これは、預金金利が自由化された1982年以降における、相次ぐ金融機関の倒産(特にS&Lの深刻さは顕著であった)をさします。
S&L(Savings and Loan Association)とは、商業銀行では一般的な預金業務、並びに住宅ローン貸付業務(短期の預金で調達した資金で、長期の固定住宅ローンを貸し出す)を主に行う金融機関のことです。
一般に、1980年代前半の第一次S&L危機と1980年代後半の第二次S&L危機の二つに大別されます。
第一次S&L危機(80年代初頭)
預金金利が自由化されて各金融機関が自由に預金金利を設定できるようになると、今まで長期固定金利で貸付を行っていたS&L各社は、短期の預金金利上昇との逆ザヤを契機に経営状況に翳りが生じるようになりました。

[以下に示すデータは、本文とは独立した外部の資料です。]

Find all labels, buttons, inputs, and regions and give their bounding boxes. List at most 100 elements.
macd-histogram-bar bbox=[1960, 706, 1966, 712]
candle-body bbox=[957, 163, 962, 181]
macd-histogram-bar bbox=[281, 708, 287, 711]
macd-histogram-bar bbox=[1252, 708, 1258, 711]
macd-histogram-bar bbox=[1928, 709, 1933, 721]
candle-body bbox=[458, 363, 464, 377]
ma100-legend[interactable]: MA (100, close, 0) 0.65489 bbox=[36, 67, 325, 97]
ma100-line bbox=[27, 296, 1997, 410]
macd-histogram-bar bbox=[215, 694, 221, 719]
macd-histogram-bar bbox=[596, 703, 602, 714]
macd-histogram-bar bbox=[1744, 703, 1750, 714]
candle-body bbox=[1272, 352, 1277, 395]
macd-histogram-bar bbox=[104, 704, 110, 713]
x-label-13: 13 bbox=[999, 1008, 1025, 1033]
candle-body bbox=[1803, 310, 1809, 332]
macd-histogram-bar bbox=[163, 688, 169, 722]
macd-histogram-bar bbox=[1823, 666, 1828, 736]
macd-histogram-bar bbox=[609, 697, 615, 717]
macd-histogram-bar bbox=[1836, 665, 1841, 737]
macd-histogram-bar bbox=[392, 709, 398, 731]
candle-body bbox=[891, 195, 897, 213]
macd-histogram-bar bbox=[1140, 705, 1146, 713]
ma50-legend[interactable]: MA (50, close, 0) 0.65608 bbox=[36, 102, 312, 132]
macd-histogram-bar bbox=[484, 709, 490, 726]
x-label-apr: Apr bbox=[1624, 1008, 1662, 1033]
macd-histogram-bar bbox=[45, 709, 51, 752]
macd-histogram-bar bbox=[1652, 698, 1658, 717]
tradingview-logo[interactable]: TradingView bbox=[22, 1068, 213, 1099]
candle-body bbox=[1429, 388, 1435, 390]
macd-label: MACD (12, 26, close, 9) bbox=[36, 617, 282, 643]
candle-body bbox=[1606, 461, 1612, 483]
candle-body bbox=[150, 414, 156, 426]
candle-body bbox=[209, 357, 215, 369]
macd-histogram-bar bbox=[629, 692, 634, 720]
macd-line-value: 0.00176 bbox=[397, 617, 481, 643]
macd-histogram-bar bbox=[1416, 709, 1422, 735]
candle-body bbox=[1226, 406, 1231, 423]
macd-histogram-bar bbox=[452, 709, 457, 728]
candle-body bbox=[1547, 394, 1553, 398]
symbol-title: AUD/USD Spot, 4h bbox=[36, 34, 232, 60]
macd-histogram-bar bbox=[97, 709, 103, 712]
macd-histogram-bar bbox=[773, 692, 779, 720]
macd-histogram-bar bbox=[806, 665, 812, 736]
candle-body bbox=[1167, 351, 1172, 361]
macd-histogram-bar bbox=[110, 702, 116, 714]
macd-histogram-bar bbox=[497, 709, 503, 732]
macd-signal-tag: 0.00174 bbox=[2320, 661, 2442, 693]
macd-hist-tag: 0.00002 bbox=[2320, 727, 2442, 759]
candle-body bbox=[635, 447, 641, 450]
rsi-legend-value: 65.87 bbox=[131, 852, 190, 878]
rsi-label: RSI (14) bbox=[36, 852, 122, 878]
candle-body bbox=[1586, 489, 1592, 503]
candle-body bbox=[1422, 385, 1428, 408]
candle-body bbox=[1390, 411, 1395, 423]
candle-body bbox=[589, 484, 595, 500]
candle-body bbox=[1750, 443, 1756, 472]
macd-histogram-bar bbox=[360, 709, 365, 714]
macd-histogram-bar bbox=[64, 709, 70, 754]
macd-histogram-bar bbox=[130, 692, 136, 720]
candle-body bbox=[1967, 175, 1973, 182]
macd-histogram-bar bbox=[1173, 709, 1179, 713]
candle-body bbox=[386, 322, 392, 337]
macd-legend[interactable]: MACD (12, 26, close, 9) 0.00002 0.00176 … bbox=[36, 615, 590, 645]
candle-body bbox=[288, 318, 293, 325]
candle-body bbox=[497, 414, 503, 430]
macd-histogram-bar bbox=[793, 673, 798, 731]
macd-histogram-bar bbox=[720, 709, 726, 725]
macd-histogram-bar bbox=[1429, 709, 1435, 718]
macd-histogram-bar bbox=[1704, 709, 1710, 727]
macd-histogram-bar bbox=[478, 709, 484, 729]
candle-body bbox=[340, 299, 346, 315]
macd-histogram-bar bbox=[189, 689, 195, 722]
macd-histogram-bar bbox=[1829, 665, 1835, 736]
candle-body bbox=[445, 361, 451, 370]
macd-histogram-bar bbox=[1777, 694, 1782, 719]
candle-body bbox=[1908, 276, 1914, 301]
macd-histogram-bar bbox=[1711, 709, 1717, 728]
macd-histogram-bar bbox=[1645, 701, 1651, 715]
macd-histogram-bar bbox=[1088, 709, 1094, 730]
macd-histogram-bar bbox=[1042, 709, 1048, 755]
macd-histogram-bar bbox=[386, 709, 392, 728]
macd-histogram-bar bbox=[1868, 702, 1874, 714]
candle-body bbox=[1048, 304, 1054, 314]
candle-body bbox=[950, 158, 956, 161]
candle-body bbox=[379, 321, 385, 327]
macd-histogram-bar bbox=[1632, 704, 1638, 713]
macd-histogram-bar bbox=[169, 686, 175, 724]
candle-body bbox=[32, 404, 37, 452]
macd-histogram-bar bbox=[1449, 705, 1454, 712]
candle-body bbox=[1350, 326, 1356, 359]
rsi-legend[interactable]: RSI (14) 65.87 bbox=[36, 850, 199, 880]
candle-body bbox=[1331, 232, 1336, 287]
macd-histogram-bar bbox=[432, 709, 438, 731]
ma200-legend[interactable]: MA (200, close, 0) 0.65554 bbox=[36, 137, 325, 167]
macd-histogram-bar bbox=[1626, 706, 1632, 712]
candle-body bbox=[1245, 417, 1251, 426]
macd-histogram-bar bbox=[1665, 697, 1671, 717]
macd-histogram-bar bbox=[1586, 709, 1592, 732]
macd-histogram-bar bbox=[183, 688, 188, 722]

詳述すれば、満期が6年未満である短期の預金を数十年規模の長期の住宅ローンとして貸し出していたため、当時異常なインフレで預金金利が高かったことを考えると、預金者に払う金利の方がローン債務者から受け取る金利よりも高くなるという完璧な赤字状態になってしまったのです。
そこでさらに企業買収への融資やジャンクボンドへの投資などハイリスクな事業に手を出し、状況はますます深刻になっていきました。83年になってからは、変動金利型ローンや住宅ローンの証券化による金利変動リスクの低減により、一時業績は回復したものの、次の危機へとつながっていきます。
第二次S&L危機(80年代後半)
86年あたりからの原油価格下落をきっかけとして200社以上の企業が倒産し、もっともその深刻さを象徴するのが、1989年にS&L預金を保証する連邦貯蓄貸付保険公社が破綻したことでした。
もしもの時にはあいつらが預金を保証してくれるから大丈夫だ、などと一種のモラルハザード的な考えをもってハイリスク・ハイリターンな商品に手を出していたS&Lの横暴もついに許されなくなってしまったのでした。
実際ドル円相場は大暴落。84年から88年にかけて、ドルは円に対して約半分といってよい程までに価値が下がってしまったのでした。(84年243.9円→88年128.3円)
今回はこれで終わりです。最後まで読んで下さった方はありがとうございました。